Глядя на горбоносого спутника, Глафира взволнованно говорила:
— Заметили, как разорван ритм? Как необычно движется действие? Словно скачками — какая дискретность! Ничего от дисперсивной системы традиционно целостной драмы…
— Возможно, возможно, — сказал Яков Дьяков, захлебываясь своим баритоном,
— дисперсии, несомненно, досталось, однако Подколзин полагает, что пьеса латентна.
— Подколзин? Он здесь?
— Здесь, моя радость. Я у Арфеева ведь обещал, что дам вам шанс.
— Какой вы чудесный…
— Это уж точно.
— Где же он?
— Поверните головку.
Он легким кивком показал ей на ложу, в глубине ее сидел человек с руками, скрещенными на груди. Глафира Питербарк потрясенно впилась в него вспыхнувшими очами, и он ей ответил астральным взглядом.
— Скажите, — выдохнула Глафира, — а Клара Васильевна уже знает?

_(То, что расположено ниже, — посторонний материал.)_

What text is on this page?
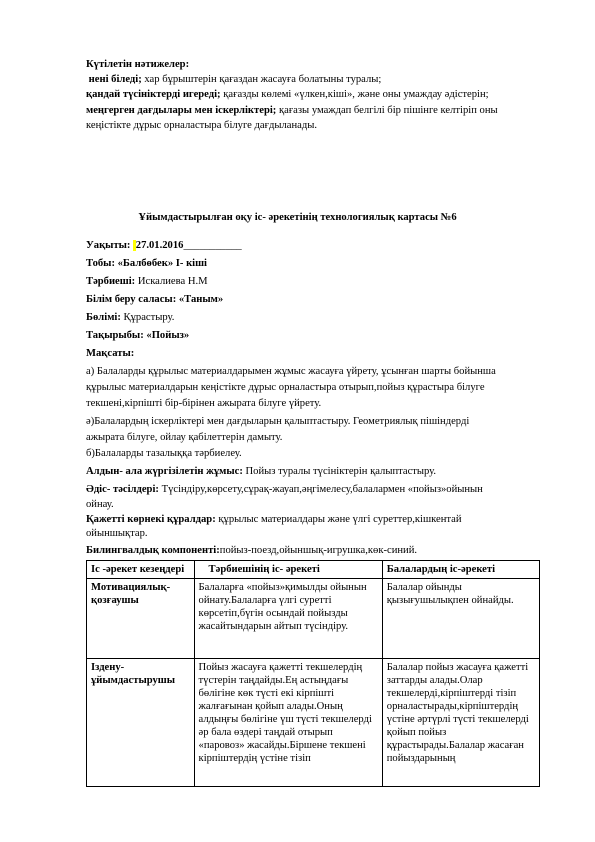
Күтілетін нәтижелер:
нені біледі; хар бұрыштерін қағаздан жасауға болатыны туралы;
қандай түсініктерді игереді; қағазды көлемі «үлкен,кіші», және оны умаждау әдістерін;
меңгерген дағдылары мен іскерліктері; қағазы умаждап белгілі бір пішінге келтіріп оны
кеңістікте дұрыс орналастыра білуге дағдыланады.
Ұйымдастырылған оқу іс- әрекетінің технологиялық картасы №6
Уақыты: 27.01.2016___________
Тобы: «Балбөбек» I- кіші
Тәрбиеші: Искалиева Н.М
Білім беру саласы: «Таным»
Бөлімі: Құрастыру.
Тақырыбы: «Пойыз»
Мақсаты:
а) Балаларды құрылыс материалдарымен жұмыс жасауға үйрету, ұсынған шарты бойынша
құрылыс материалдарын кеңістікте дұрыс орналастыра отырып,пойыз құрастыра білуге
текшені,кірпішті бір-бірінен ажырата білуге үйрету.
ә)Балалардың іскерліктері мен дағдыларын қалыптастыру. Геометриялық пішіндерді
ажырата білуге, ойлау қабілеттерін дамыту.
б)Балаларды тазалыққа тәрбиелеу.
Алдын- ала жүргізілетін жұмыс: Пойыз туралы түсініктерін қалыптастыру.
Әдіс- тәсілдері: Түсіндіру,көрсету,сұрақ-жауап,әңгімелесу,балалармен «пойыз»ойынын
ойнау.
Іс -әрекет кезеңдері	Тәрбиешінің іс- әрекеті	Балалардың іс-әрекеті
Мотивациялық-қозғаушы	Балаларға «пойыз»қимылды ойынын ойнату.Балаларға үлгі суретті көрсетіп,бүгін осындай пойызды жасайтындарын айтып түсіндіру.	Балалар ойынды қызығушылықпен ойнайды.
Іздену-ұйымдастырушы	Пойыз жасауға қажетті текшелердің түстерін таңдайды.Ең астыңдағы бөлігіне көк түсті екі кірпішті жалғағынан қойып алады.Оның алдыңғы бөлігіне үш түсті текшелерді әр бала өздері таңдай отырып «паровоз» жасайды.Біршене текшені кірпіштердің үстіне тізіп	Балалар пойыз жасауға қажетті заттарды алады.Олар текшелерді,кірпіштерді тізіп орналастырады,кірпіштердің үстіне әртүрлі түсті текшелерді қойып пойыз құрастырады.Балалар жасаған пойыздарының
Қажетті көрнекі құралдар: құрылыс материалдары және үлгі суреттер,кішкентай
ойыншықтар.
Билингвалдық компоненті:пойыз-поезд,ойыншық-игрушка,көк-синий.
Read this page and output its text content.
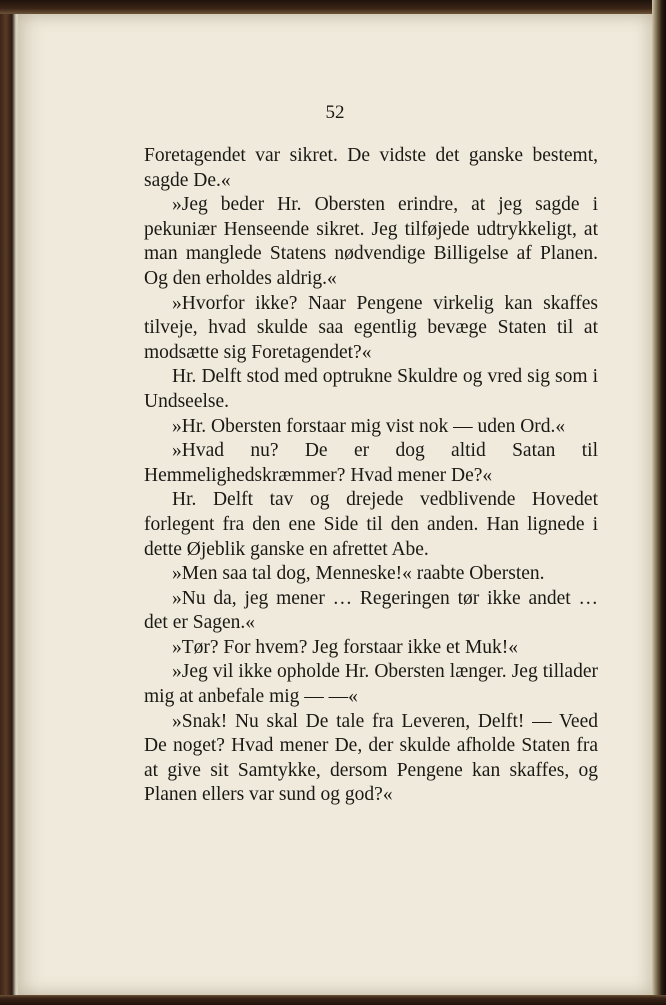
52

Foretagendet var sikret. De vidste det ganske bestemt, sagde De.«

»Jeg beder Hr. Obersten erindre, at jeg sagde i pekuniær Henseende sikret. Jeg tilføjede udtrykkeligt, at man manglede Statens nødvendige Billigelse af Planen. Og den erholdes aldrig.«

»Hvorfor ikke? Naar Pengene virkelig kan skaffes tilveje, hvad skulde saa egentlig bevæge Staten til at modsætte sig Foretagendet?«

Hr. Delft stod med optrukne Skuldre og vred sig som i Undseelse.

»Hr. Obersten forstaar mig vist nok — uden Ord.«

»Hvad nu? De er dog altid Satan til Hemmelighedskræmmer? Hvad mener De?«

Hr. Delft tav og drejede vedblivende Hovedet forlegent fra den ene Side til den anden. Han lignede i dette Øjeblik ganske en afrettet Abe.

»Men saa tal dog, Menneske!« raabte Obersten.

»Nu da, jeg mener … Regeringen tør ikke andet … det er Sagen.«

»Tør? For hvem? Jeg forstaar ikke et Muk!«

»Jeg vil ikke opholde Hr. Obersten længer. Jeg tillader mig at anbefale mig — —«

»Snak! Nu skal De tale fra Leveren, Delft! — Veed De noget? Hvad mener De, der skulde afholde Staten fra at give sit Samtykke, dersom Pengene kan skaffes, og Planen ellers var sund og god?«
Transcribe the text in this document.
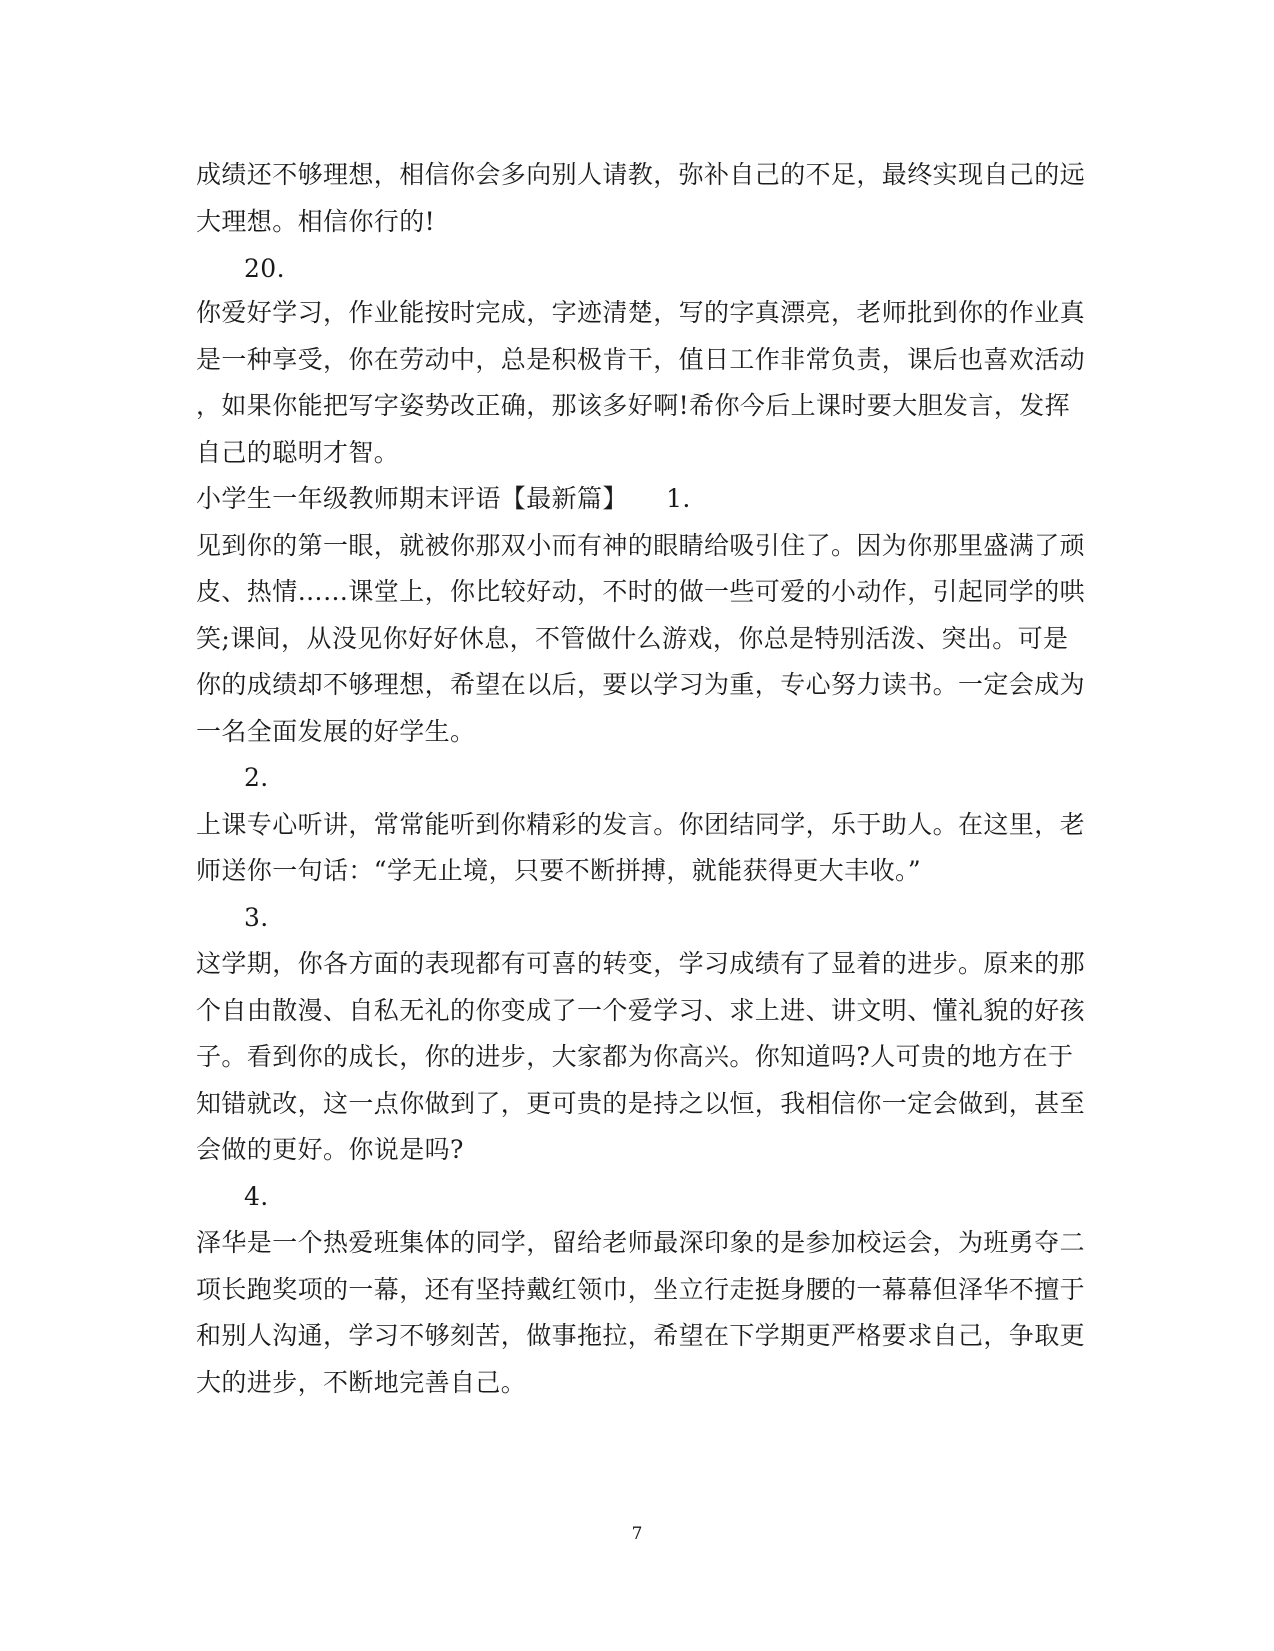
成绩还不够理想，相信你会多向别人请教，弥补自己的不足，最终实现自己的远
大理想。相信你行的!
20.
你爱好学习，作业能按时完成，字迹清楚，写的字真漂亮，老师批到你的作业真
是一种享受，你在劳动中，总是积极肯干，值日工作非常负责，课后也喜欢活动
，如果你能把写字姿势改正确，那该多好啊!希你今后上课时要大胆发言，发挥
自己的聪明才智。
小学生一年级教师期末评语【最新篇】　　1.
见到你的第一眼，就被你那双小而有神的眼睛给吸引住了。因为你那里盛满了顽
皮、热情……课堂上，你比较好动，不时的做一些可爱的小动作，引起同学的哄
笑;课间，从没见你好好休息，不管做什么游戏，你总是特别活泼、突出。可是
你的成绩却不够理想，希望在以后，要以学习为重，专心努力读书。一定会成为
一名全面发展的好学生。
2.
上课专心听讲，常常能听到你精彩的发言。你团结同学，乐于助人。在这里，老
师送你一句话：“学无止境，只要不断拼搏，就能获得更大丰收。”
3.
这学期，你各方面的表现都有可喜的转变，学习成绩有了显着的进步。原来的那
个自由散漫、自私无礼的你变成了一个爱学习、求上进、讲文明、懂礼貌的好孩
子。看到你的成长，你的进步，大家都为你高兴。你知道吗?人可贵的地方在于
知错就改，这一点你做到了，更可贵的是持之以恒，我相信你一定会做到，甚至
会做的更好。你说是吗?
4.
泽华是一个热爱班集体的同学，留给老师最深印象的是参加校运会，为班勇夺二
项长跑奖项的一幕，还有坚持戴红领巾，坐立行走挺身腰的一幕幕但泽华不擅于
和别人沟通，学习不够刻苦，做事拖拉，希望在下学期更严格要求自己，争取更
大的进步，不断地完善自己。
7
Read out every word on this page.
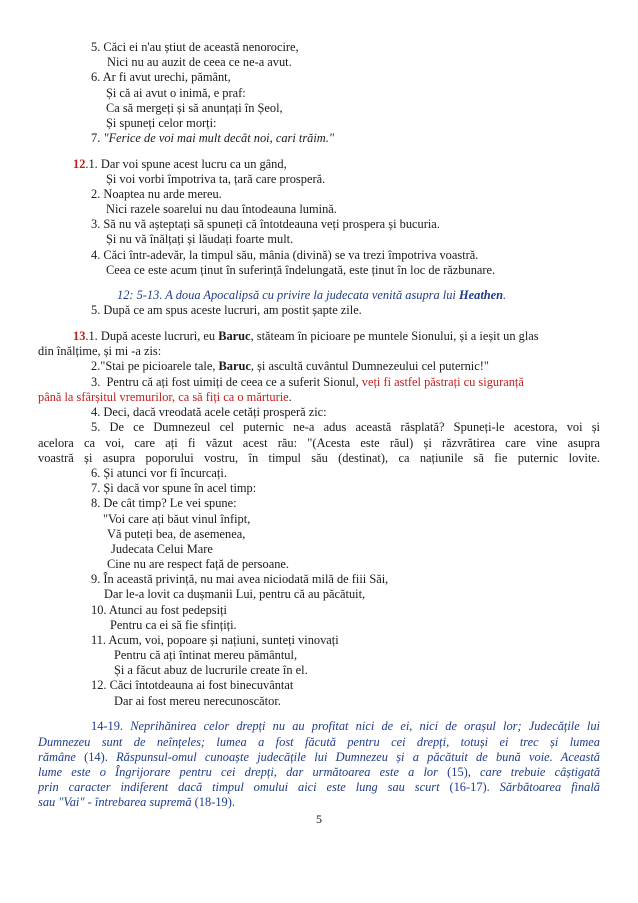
5. Căci ei n'au știut de această nenorocire,
Nici nu au auzit de ceea ce ne-a avut.
6. Ar fi avut urechi, pământ,
Și că ai avut o inimă, e praf:
Ca să mergeți și să anunțați în Șeol,
Și spuneți celor morți:
7. "Ferice de voi mai mult decât noi, cari trăim."
12.1. Dar voi spune acest lucru ca un gând,
Și voi vorbi împotriva ta, țară care prosperă.
2. Noaptea nu arde mereu.
Nici razele soarelui nu dau întodeauna lumină.
3. Să nu vă așteptați să spuneți că întotdeauna veți prospera și bucuria.
Și nu vă înălțați și lăudați foarte mult.
4. Căci într-adevăr, la timpul său, mânia (divină) se va trezi împotriva voastră.
Ceea ce este acum ținut în suferință îndelungată, este ținut în loc de răzbunare.
12: 5-13. A doua Apocalipsă cu privire la judecata venită asupra lui Heathen.
5. După ce am spus aceste lucruri, am postit șapte zile.
13.1. După aceste lucruri, eu Baruc, stăteam în picioare pe muntele Sionului, și a ieșit un glas
din înălțime, și mi -a zis:
2."Stai pe picioarele tale, Baruc, și ascultă cuvântul Dumnezeului cel puternic!"
3.  Pentru că ați fost uimiți de ceea ce a suferit Sionul, veți fi astfel păstrați cu siguranță
până la sfârșitul vremurilor, ca să fiți ca o mărturie.
4. Deci, dacă vreodată acele cetăți prosperă zic:
5. De ce Dumnezeul cel puternic ne-a adus această răsplată? Spuneți-le acestora, voi și
acelora ca voi, care ați fi văzut acest rău: "(Acesta este răul) și răzvrătirea care vine asupra
voastră și asupra poporului vostru, în timpul său (destinat), ca națiunile să fie puternic lovite.
6. Și atunci vor fi încurcați.
7. Și dacă vor spune în acel timp:
8. De cât timp? Le vei spune:
"Voi care ați băut vinul înfipt,
Vă puteți bea, de asemenea,
Judecata Celui Mare
Cine nu are respect față de persoane.
9. În această privință, nu mai avea niciodată milă de fiii Săi,
Dar le-a lovit ca dușmanii Lui, pentru că au păcătuit,
10. Atunci au fost pedepsiți
Pentru ca ei să fie sfințiți.
11. Acum, voi, popoare și națiuni, sunteți vinovați
Pentru că ați întinat mereu pământul,
Și a făcut abuz de lucrurile create în el.
12. Căci întotdeauna ai fost binecuvântat
Dar ai fost mereu nerecunoscător.
14-19. Neprihănirea celor drepți nu au profitat nici de ei, nici de orașul lor; Judecățile lui
Dumnezeu sunt de neînțeles; lumea a fost făcută pentru cei drepți, totuși ei trec și lumea
rămâne (14). Răspunsul-omul cunoaște judecățile lui Dumnezeu și a păcătuit de bună voie. Această
lume este o Îngrijorare pentru cei drepți, dar următoarea este a lor (15), care trebuie câștigată
prin caracter indiferent dacă timpul omului aici este lung sau scurt (16-17). Sărbătoarea finală
sau "Vai" - întrebarea supremă (18-19).
5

— Можете сами ей рассказать.
— И он говорит, что пьеса латентна?
— Именно так. В это стоит вдуматься.
Яков Дьяков выждал пяток минут, он их провел в живой беседе с культурологом Годоваловым, которому не преминул сообщить, что Подколзин считает пьесу латентной. После чего, не спеша направился к сходке вокруг Клары Васильевны и юной Глафиры Питербарк, принесшей сенсационную новость. Все, стараясь блюсти приличие, посматривали на ложу дирекции, в которой мерцал явившийся миру дотоле неведомый автор «Кнута». Глафира нашла его потусторонним, красавица Васина — непокорным, актер Арфеев его уподобил оленю, раненному стрелой. Клара Васильевна замшевым голосом задумчиво произнесла:
— В нем есть непонятная породистость, неуловимая и текучая. И эта безусловно притягивающая благородная лошадиность в облике. Напоминает ранний портрет поэта Игоря Северянина.
— Да, он породист и соковит, — авторитетно кивнул Яков Дьяков. — Наблюдательность ваша сродни ясновидению.
— Мне кажется, что он где-то не здесь. Не в театре, — сказала Клара Васильевна.
— Он всюду не здесь. Да, он томится, — невесело подтвердил Яков Дьяков. — Я уж не рад, что сюда его вытащил.
— Так он говорит, что пьеса латентна? — спросила она с неясной улыбкой.
— Да, это все, что он сказал.
Замшевый голос прошелестел:
— Кратко, но емко.
Все переглянулись.
Клара Васильевна сказала, взмахнув распахнутым черным веером:
— Дьяков, я хочу его видеть. Приведите его ко мне.
Дьяков насупился и вздохнул:
— Даже и не знаю, как быть. Это какой-то ихтиозавр. Сам похоронил себя заживо. Ничто человеческое ему не близко. Хотя о вас говорит трепеща.
— Завтра я жду вас с трех до пяти, — властно сказала Клара Васильевна, и веер сам собою сложился. — Обоих. И — довольно об этом.